La preoccupazione dei governi europei per la capacità dei loro ospedali di fronteggiare l’aumento dei ricoveri li spinge a varare nuove misure restrittive. In questi giorni è stata la volta di Gran Bretagna e Danimarca, in precedenza paladini delle libertà da lockdown e mascherine. Il timore di ulteriori restrizioni nelle prossime settimane, nella stagione clou degli acquisiti natalizi, deve aver trattenuto gli investitori dall’esaltarsi troppo.

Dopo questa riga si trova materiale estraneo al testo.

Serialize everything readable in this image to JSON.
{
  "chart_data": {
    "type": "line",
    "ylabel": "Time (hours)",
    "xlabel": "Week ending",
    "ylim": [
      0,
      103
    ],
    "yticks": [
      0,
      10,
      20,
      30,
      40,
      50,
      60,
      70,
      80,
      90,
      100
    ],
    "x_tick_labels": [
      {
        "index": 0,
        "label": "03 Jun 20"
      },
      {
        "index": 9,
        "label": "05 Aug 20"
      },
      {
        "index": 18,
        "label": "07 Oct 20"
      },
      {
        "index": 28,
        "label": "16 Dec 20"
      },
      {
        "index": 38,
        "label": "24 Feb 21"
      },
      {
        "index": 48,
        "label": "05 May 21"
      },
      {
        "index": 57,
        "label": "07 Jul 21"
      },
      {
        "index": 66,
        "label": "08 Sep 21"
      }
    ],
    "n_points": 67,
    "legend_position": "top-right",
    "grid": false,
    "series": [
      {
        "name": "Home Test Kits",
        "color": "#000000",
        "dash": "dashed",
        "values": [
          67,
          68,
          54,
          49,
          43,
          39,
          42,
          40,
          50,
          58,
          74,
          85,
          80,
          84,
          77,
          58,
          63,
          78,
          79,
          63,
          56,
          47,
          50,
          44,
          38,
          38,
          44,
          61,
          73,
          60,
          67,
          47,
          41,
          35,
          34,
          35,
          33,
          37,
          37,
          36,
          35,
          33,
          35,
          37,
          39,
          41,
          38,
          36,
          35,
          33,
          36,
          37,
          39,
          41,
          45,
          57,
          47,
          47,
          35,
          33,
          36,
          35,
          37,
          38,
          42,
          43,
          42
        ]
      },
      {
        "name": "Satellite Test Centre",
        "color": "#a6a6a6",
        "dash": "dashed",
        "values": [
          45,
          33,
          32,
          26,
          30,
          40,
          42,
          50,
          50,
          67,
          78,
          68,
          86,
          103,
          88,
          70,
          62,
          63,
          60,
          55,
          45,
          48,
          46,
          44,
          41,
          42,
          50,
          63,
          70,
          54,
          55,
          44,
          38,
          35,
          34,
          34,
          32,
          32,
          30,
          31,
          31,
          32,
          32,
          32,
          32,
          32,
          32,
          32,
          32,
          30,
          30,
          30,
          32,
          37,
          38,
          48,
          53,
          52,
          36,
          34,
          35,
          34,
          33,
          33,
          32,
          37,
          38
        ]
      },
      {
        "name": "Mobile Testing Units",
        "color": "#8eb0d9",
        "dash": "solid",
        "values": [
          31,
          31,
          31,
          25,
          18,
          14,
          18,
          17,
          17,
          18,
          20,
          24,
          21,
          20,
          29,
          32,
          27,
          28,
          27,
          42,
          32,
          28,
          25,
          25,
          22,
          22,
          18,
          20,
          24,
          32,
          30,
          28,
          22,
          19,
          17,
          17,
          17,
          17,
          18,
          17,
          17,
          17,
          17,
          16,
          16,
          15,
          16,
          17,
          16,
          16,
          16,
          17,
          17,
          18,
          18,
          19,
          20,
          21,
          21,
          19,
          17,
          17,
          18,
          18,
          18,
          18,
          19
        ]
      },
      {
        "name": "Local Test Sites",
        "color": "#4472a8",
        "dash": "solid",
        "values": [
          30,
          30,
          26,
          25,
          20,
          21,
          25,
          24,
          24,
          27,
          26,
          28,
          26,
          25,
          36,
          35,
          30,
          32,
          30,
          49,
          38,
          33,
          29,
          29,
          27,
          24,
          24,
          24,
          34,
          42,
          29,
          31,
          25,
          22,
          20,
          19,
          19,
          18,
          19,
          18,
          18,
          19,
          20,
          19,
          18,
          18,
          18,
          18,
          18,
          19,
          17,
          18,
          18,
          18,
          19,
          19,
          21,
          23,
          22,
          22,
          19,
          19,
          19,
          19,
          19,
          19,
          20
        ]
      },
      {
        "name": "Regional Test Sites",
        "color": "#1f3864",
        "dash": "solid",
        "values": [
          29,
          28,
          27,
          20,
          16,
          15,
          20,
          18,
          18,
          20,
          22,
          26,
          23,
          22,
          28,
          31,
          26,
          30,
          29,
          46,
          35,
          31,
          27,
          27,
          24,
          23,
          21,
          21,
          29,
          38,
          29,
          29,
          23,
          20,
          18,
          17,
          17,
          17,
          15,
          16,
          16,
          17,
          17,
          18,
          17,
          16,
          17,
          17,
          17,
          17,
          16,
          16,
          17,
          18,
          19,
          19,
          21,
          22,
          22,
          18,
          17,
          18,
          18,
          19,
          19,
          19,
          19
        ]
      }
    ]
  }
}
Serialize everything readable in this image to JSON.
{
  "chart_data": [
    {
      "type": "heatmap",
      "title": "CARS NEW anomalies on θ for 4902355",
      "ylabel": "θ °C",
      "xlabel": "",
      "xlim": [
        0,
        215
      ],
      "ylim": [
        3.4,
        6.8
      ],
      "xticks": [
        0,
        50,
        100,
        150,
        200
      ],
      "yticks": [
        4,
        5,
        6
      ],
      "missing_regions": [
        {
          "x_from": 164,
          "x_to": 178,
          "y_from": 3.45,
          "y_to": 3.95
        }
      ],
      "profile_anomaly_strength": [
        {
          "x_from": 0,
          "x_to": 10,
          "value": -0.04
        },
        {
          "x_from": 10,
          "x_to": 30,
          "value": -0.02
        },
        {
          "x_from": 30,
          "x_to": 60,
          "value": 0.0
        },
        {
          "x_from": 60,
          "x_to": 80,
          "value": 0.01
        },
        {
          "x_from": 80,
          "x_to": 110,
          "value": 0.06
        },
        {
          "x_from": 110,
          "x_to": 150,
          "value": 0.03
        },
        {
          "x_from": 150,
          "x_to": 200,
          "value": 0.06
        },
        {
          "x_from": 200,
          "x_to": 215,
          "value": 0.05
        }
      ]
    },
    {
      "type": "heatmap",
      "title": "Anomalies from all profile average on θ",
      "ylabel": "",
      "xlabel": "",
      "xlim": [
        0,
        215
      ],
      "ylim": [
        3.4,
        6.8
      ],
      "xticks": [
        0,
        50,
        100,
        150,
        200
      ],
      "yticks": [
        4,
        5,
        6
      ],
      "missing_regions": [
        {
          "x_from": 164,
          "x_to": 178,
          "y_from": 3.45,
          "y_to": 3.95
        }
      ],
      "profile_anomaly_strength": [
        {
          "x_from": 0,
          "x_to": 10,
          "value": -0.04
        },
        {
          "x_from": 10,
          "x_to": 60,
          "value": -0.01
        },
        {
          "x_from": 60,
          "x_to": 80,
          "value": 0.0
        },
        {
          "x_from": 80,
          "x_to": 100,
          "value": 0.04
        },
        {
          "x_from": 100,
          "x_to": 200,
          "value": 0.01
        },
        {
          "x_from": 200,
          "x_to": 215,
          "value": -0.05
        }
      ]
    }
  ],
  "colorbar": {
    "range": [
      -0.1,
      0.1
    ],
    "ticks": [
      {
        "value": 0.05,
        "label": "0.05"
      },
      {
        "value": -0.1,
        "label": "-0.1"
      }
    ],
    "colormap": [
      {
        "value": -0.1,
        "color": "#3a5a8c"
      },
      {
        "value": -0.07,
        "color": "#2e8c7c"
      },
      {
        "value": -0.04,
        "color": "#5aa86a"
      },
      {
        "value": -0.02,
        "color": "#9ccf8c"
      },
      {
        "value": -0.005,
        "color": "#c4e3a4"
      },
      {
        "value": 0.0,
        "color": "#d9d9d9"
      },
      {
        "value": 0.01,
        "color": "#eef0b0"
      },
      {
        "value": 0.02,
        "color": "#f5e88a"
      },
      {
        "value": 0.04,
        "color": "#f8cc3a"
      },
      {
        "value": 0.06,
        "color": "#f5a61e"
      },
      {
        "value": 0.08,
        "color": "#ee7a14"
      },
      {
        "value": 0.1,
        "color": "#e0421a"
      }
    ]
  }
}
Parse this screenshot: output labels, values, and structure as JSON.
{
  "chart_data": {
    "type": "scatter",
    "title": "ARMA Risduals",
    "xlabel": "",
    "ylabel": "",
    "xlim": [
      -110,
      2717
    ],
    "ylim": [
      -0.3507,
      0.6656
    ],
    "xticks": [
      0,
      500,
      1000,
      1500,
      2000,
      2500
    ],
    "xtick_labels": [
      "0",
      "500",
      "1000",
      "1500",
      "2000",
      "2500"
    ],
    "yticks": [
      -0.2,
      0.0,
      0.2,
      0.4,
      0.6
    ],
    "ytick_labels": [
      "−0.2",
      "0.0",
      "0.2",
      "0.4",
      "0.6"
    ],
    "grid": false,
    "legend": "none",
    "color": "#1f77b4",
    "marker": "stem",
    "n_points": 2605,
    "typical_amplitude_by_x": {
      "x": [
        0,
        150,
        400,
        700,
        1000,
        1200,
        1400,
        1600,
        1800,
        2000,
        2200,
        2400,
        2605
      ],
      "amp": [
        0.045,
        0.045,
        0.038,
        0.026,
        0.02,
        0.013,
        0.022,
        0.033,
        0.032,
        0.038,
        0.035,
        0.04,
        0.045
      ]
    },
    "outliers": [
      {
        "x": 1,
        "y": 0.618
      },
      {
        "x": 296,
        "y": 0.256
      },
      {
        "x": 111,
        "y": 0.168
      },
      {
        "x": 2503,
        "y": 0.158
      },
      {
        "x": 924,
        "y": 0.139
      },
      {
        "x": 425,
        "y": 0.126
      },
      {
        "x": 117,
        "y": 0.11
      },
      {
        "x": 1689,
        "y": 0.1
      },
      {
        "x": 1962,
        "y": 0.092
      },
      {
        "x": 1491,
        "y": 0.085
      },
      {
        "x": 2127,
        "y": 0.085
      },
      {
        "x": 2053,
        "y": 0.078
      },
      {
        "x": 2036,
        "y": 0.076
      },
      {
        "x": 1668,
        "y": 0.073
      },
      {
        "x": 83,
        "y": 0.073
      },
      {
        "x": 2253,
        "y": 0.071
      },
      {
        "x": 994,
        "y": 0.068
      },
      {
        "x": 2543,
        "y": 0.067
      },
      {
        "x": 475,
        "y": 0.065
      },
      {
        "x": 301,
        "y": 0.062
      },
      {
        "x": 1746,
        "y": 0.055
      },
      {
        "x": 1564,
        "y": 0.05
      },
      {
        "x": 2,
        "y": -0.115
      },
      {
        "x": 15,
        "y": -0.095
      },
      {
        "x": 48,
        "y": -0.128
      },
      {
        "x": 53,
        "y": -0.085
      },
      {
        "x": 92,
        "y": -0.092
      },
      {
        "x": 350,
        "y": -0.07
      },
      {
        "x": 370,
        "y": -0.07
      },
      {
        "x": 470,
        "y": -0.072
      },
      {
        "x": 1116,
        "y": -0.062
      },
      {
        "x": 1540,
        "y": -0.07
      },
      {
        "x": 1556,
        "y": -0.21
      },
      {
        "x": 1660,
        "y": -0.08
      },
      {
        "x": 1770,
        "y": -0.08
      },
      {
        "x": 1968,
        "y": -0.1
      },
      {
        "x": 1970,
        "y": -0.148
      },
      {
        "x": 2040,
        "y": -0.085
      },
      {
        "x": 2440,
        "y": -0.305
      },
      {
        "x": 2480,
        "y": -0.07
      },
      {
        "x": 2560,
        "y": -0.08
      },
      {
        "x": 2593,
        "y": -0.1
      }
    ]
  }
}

In USA invece sembra incidere più la preoccupazione per l’inflazione che quella per il Virus. Oggi avremo per gli americani l’importante dato sull’andamento dei prezzi di novembre. Le attese degli analisti sono per un deciso incremento. Il tasso annuo di aumento dell’indice dei Prezzi al Consumo complessivo viene visto crescere dal +6,2% di ottobre fino al +6,8%, mentre quello core, che esclude dal paniere i prezzi di energia e alimentari freschi, viene atteso in rialzo dal +4,6% di ottobre fino al +4,9%.

Già sarebbe un rialzo piuttosto deciso, ma ieri lo stesso Biden ha sentito il bisogno di dire che i prezzi scenderanno nei prossimi mesi, ma che il dato di novembre potrebbe essere piuttosto alto. Siccome non era obbligato ad annunciarlo e dato che sembra la classica preparazione del popolo ad una sorpresa negativa, i mercati si sono già ieri portati avanti con le prese di beneficio, prevedendo che una fiammata più ampia delle attese darebbe molta capacità di persuasione ai falchi FED per imporre la prossima settimana, durante il FOMC, un’accelerazione al Tapering. Si parla già di raddoppiare da gennaio il taglio mensile progressivo agli acquisti di Bond da parte della FED (a 30 mld $, dai 15 attuali), in modo da azzerare il QE già a marzo anziché a giugno, e poter così anticipare di qualche mese il rialzo dei tassi ufficiali.

Qualche preoccupazione desta anche, soprattutto tra le cancellerie europee, il braccio di ferro di Biden con Putin sull’Ucraina, dopo che i russi hanno ammassato un’imponente armata ai confini e molti analisti temono l’invasione, che costituirebbe un grosso bastone geopolitico tra le ruote della stabilità europea e mondiale.

Nel commento tecnico di ieri ho presentato come molto positivo, ai fini del rally di fine anno dell’indice USA SP500, un piccolo storno di poche sedute che non rompesse supporti importanti e fosse seguito da una ripresa del rialzo in grado di spingersi ai massimi storici.

Direi che ieri abbiamo visto realizzarsi il primo passo di questa road map rialzista. Oggi occorre verificare, un passo alla volta, che il calo non scenda sotto il supporto costituito da area 4.620 e che poi torni a salire verso i massimi storici.

Superfluo ricordare che una discesa sotto 4.620 ingarbuglierebbe molto la situazione ed estenderebbe la profondità e la durata della correzione.